L'étude montre que des séquences d'anciens rétrovirus peuvent réguler nos gènes, selon Dixie Mager, PhD, scientifique émérite au Terry Fox Laboratory du British Columbia Cancer Research Institute, Vancouver, Colombie-Britannique, Canada.
Nous avons longtemps pensé que les rétrovirus endogènes ayant subi des mutations au fil du temps et ne peuvant plus former de virus étaient des déchets d'ADN sans fonction biologique.

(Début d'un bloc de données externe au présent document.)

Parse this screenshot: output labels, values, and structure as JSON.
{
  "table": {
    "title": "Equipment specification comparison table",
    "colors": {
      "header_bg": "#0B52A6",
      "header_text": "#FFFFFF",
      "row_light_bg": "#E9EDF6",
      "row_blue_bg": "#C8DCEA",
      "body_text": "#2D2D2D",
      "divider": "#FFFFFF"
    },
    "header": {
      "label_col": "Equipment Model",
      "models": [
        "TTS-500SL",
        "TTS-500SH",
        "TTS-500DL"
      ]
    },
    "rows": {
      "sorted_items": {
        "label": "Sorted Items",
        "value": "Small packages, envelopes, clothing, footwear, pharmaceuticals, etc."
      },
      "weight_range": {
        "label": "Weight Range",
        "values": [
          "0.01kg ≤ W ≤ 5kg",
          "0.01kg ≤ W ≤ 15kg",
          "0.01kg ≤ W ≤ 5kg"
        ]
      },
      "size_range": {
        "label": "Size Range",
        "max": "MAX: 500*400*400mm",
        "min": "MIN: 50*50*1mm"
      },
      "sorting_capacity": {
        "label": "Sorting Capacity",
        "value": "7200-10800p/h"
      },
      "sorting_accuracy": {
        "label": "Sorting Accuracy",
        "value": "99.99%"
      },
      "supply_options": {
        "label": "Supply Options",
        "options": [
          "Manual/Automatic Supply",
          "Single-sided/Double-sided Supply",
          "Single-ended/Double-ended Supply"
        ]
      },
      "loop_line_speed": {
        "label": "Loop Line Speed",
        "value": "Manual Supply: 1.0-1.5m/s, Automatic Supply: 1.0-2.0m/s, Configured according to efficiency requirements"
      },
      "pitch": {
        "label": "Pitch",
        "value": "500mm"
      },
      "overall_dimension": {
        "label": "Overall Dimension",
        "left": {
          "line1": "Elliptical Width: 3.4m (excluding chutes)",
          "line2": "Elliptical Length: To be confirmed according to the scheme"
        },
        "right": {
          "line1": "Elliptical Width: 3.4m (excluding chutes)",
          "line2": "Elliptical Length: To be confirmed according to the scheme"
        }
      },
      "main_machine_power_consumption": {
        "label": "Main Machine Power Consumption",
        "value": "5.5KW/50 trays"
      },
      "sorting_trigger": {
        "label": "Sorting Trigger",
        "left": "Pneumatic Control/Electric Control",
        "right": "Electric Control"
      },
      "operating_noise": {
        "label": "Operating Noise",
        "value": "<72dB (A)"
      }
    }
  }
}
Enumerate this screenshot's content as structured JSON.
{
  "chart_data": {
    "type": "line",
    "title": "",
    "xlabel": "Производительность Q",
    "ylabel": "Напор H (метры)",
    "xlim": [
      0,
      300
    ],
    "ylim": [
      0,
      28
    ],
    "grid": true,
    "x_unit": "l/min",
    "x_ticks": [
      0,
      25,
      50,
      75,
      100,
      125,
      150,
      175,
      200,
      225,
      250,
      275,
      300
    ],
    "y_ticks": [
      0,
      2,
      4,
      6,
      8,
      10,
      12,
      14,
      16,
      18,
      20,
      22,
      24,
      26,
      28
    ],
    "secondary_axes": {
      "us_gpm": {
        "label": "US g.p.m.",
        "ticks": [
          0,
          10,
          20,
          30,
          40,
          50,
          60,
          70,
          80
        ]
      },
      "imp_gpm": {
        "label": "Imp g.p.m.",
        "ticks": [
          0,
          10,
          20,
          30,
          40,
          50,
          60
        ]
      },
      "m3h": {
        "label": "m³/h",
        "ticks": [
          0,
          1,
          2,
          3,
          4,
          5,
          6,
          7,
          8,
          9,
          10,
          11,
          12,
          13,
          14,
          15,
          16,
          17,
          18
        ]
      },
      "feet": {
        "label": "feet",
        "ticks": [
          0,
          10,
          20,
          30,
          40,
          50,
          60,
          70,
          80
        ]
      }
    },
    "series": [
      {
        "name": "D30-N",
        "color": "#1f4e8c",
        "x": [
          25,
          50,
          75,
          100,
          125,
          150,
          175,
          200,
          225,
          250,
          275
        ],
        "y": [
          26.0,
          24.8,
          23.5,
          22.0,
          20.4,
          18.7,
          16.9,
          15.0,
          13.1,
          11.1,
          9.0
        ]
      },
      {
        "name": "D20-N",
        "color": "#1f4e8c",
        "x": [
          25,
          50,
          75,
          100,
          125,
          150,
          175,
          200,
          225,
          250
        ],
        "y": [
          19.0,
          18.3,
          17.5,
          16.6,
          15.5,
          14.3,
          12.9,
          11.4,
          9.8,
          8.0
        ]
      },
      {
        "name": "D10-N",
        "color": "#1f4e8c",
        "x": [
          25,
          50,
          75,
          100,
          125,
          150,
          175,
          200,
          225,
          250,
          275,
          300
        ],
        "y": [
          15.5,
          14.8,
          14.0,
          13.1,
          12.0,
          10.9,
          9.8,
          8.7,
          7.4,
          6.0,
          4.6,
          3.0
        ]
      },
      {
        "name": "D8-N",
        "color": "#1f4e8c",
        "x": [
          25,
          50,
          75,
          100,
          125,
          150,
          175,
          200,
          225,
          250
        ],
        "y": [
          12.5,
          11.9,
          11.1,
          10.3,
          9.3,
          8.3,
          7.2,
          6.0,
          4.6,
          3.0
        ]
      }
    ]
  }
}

Cependant, il apparaît aujourd'hui qu'ils régulent les gènes et activent ou désactivent certains d'entre eux. Selon des études récentes, ils pourraient jouer un rôle dans la pathogenèse de maladies telles que le cancer. Cependant, les scientifiquent ne connaissaient pas encore leur rôle, a déclaré Edward Chuong, PhD, biologiste du génome à l'université du Colorado à Boulder.